Q: Why get "SMBOL undefined" error when using New and Delete? A: This is probably because your source file is explained by the compiler as a C file because the New and Delete operators are new features of C . The usual correction method is to use .cpp as your source file extension. Q: What is the difference between NEW and Malloc? A: New is a C unique keyword, and is a standard allocated memory method (except for the memory allocation method of the Windows program). You must never use Malloc in a C C program unless absolutely necessary. Since Malloc is not an object-oriented characteristic design, use it to assign memory for class objects, which will not call the class constructor, which will have problems. For these reasons, this article does not discuss them, and as long as it is possible, I will also avoid using them.

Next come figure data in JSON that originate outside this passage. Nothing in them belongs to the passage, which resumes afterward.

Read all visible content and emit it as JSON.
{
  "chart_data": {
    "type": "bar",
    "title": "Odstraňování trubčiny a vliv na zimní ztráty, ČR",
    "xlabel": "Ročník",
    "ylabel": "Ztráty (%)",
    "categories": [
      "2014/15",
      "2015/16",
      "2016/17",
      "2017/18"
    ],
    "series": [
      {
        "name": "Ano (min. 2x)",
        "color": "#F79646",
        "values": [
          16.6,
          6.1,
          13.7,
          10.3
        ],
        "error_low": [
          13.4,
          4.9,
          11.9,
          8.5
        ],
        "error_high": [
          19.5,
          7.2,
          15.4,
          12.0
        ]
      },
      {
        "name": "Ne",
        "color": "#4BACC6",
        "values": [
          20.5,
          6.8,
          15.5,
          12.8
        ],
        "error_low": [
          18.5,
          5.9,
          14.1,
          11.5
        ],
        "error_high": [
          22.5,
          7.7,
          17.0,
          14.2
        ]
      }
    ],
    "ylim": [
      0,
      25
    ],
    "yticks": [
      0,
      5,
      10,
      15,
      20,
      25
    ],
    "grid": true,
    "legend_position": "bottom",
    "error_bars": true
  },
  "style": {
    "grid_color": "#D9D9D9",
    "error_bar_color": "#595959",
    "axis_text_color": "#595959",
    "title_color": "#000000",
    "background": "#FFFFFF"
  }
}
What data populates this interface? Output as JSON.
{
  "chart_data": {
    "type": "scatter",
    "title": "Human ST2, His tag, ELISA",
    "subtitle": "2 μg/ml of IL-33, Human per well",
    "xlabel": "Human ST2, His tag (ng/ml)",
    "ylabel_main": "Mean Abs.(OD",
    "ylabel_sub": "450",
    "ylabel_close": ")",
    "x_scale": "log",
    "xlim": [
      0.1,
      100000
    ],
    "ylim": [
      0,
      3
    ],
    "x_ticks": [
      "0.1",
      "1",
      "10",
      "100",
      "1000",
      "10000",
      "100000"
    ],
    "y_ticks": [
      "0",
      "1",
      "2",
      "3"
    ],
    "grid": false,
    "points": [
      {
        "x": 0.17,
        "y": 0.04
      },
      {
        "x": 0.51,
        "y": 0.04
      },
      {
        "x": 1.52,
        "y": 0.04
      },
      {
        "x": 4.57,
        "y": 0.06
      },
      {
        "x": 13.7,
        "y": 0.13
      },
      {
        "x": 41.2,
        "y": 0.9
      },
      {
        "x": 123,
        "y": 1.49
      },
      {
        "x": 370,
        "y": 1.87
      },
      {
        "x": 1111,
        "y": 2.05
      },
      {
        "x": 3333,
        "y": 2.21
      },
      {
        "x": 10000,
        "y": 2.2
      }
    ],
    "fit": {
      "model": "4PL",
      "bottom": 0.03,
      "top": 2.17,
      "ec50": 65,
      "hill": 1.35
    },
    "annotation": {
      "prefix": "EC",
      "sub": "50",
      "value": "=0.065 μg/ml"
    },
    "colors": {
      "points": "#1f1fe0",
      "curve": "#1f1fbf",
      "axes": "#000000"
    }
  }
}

Q: Can I use free and delete? A: You should use and allocate the memory matching method to release memory. For example, using free to release memory allocated by malloc, use Delete to release memory allocated by the NEW.

Quote

From a certain point of view, the reference has exceeded the scope of this article. However, since many readers have asked me in this, I will conduct a brief discussion here. Quote and pointers are very similar, which can be used in many cases. If you can recall the contents of the above - I mentioned "&" Read as "The Address of (... The address)", in the declaration of the exception. In this case, it should read "A Reference to (... reference)", as follows: int & number = myothernumber; Number = 25; reference is like a pointer to my myothernumber, but it is an automatic analysis The address, so its behavior is like the actual value pointed to by the pointer. The pointer code with its equivalent is as follows: int * pNumber = & myothernumber; * pNumber = 25; another difference between the pointer and reference is that you cannot replace the content, that is, you can't replace the reference points after the declaration. For example, the following code will output 20: int myfirstnumber = 25; int myReference = MyfirstNumber; myreference = mysecondNumber; Printf ("% d", myfristnumber); When in the class, the reference value must be Constructor settings, like this: CMYCLASS :: CMYCLASS (int & variable): m_myreferenceincmyclass (variable) {// Here is constructor}

to sum up

This subject is originally difficult to master, so you'd better read it at least twice - because most people can't understand immediately. Let me list this paper below:

1. The pointer is a variable that points to a location in memory, you can define a pointer (iNT * Number) by adding an asterisk (*) before the variable name (*). 2, you can get its memory address by adding "&" in the variable name (which is pnumr = & my_number). 3. In addition to the statement (for example int * number), the asterisk should read "The Memory Location Pointed to by" The Memory Position Pointing by ... ". 4. In addition to in the statement (such as int & number), "&" should read "The Address of (...". " 5, you can use the "New" key to allocate memory. 6, the pointer must match the variable type it points to, so INT * NUMBER should not point to a MyClass. 7, you can pass pointers to the function. 8, you must use the "delete" keyword to release the memory you assigned. 9. You can use & Array [0] to get a array of pointers. 10, you must use delete [] to release the array of dynamic assignments, not simple delete. This is not a complete pointer guide, one thing I can involve other details, such as pointers of pointers; there are some things that I have not involved, such as function pointers - I think as beginners, this Some are more complicated; there are some things that are rarely used, I have not mentioned here, provision of these un practical details make everyone confusing.

That's all! You can try to run the program in this article and write some examples to understand the problem about the pointer.